Historia Hace un siglo asesinaron salvajemente en Quito al presidente Eloy Alfaro.
Golpe y Barbarie
El general Eloy Alfaro Delgado, quien había sido presidente del Ecuador en dos oportunidades, fundador del Partido Liberal Radical, militar y revolucionario, fue asesinado hace un siglo, el 28 de enero de 1912, de una manera atroz. Él y un grupo de dirigentes liberales radicales fueron rociados de gasolina y arrastrados antes de ser quemados en el Parque del Ejido de Quito.
Alfaro había nacido el 25 de junio de 1842 en Montecristi, provincia de Manabí.
De ideas profundamente liberales, se opuso con sublevaciones a los gobiernos conservadores, principalmente al de Gabriel García Moreno, quien fuera asesinado el 6 de agosto de 1875, el cual estaba profundamente unido a la Iglesia Católica.
El General Eloy Alfaro era un hombre menudo de tamaño, pero dotado de un carácter enérgico y combativo. Casado con una dama panameña, tuvo nueve hijos.
EN EL GOBIERNO
Estando en Managua, Nicaragua, recibió la noticia del triunfo liberal y su proclamación como Jefe Supremo del Ecuador.
La noticia la dio a conocer al mundo El Telégrafo de Guayaquil, diario fundado en 1884 por un compañero de luchas de Alfaro, don José Abel Castillo, liberal y masón. El primer gobierno de Alfaro se desarrolló en dos etapas. Primero como Jefe Supremo de 1895 a 1896, y la segunda desde 1897 hasta 1901. Durante ese mandato se preocupó por la organización política del Estado. Impulsó y financió el ferrocarril Guayaquil-Quito, suprimió la tributación indígena, decretó las libertades de culto y de prensa. Tuvo que combatir una serie de actos de rebelión de los conservadores.

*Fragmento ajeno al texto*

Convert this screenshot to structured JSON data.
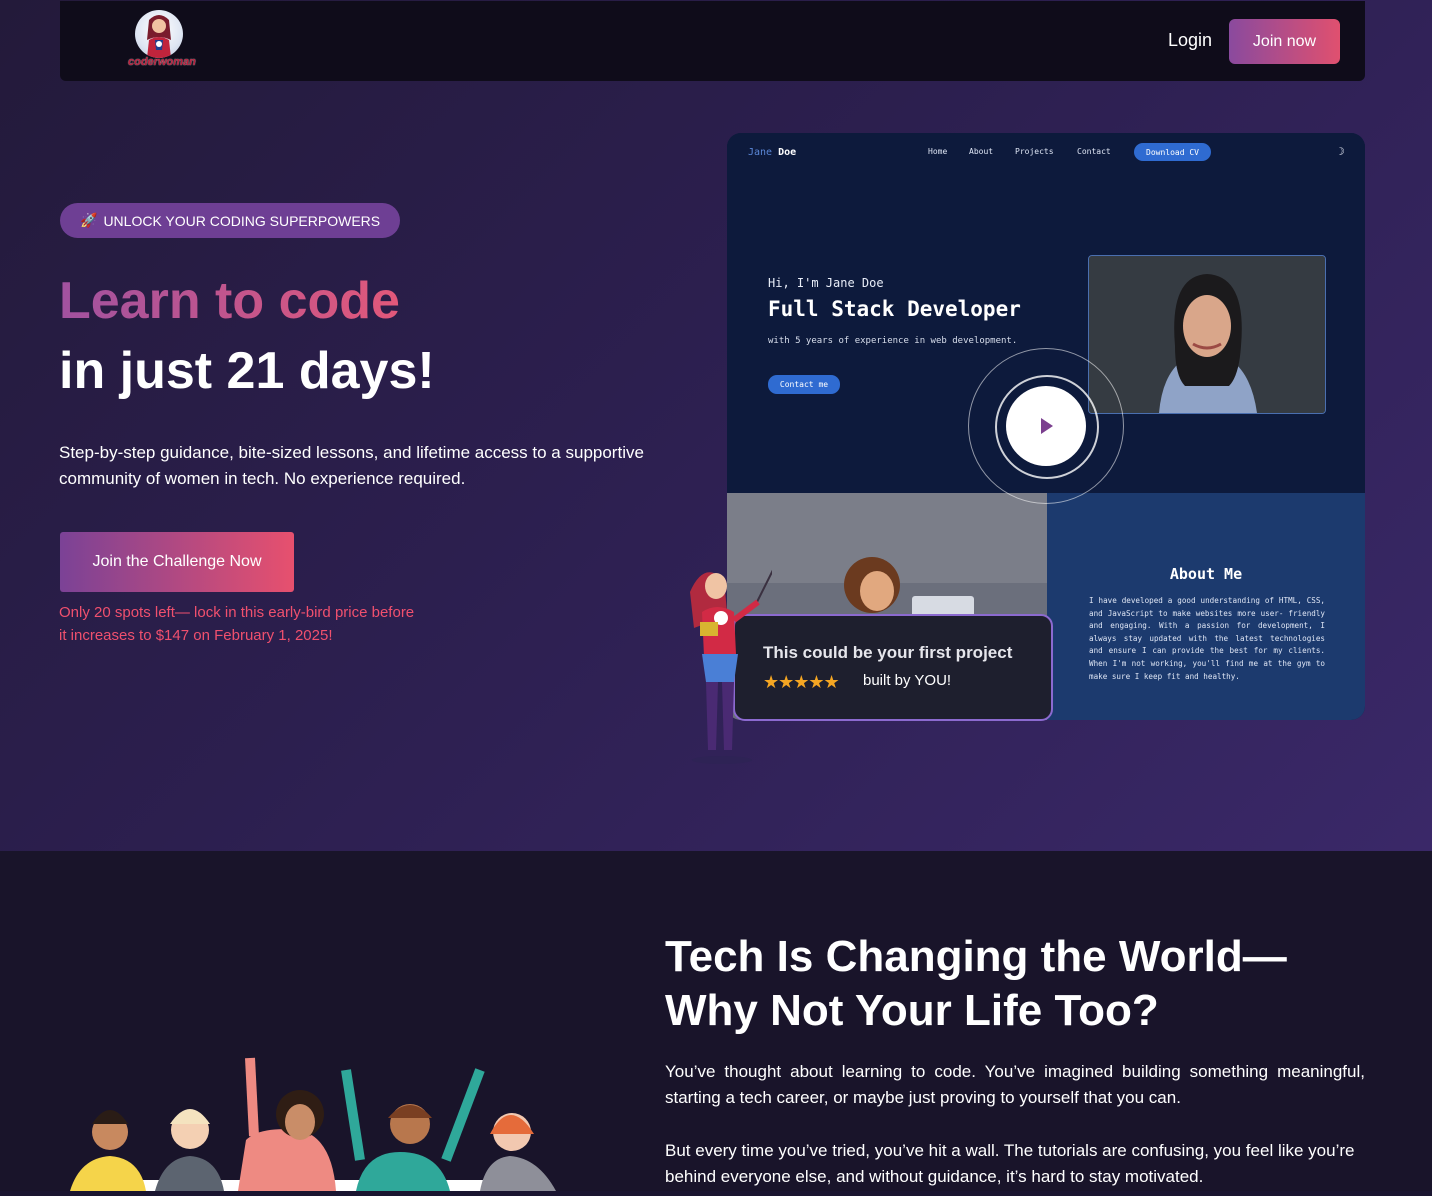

A todo ello se sumó la tenaz resistencia que le opusieron el clero y los obispos ecuatorianos, acusándolo de ateo e invitando al pueblo católico a la rebelión.
El año 1906 volvió a gobernar, año en que promulgó una nueva constitución de contenido anticlerical, los militares perdieron privilegios, la enseñanza se desvinculó de las iglesias y se terminó el tendido del ferrocarril. En 1911 debió afrontar un conflicto fronterizo con el Perú. En agosto de 1912 expiró su mandato y fue electo en comicios fraudulentos Emilio Estrada, candidato alfarista.
Alfaro, arrepentido, pretendió obtener la renuncia de Estrada, pero este contaba con el apoyo del pueblo y del ejército. Alfaro debió exilarse. Estrada murió al poco tiempo de tomar el mando, y Alfaro retornó a su país. El 28 de enero de 1912, él y algunos camaradas liberales fueron bárbaramente asesinados, siendo rociados de gasolina y arrastrados por el Parque del Ejido, de Quito, donde fueron incinerados en medio de gritos y actitudes de una barbarie inigualable. (M.S.P).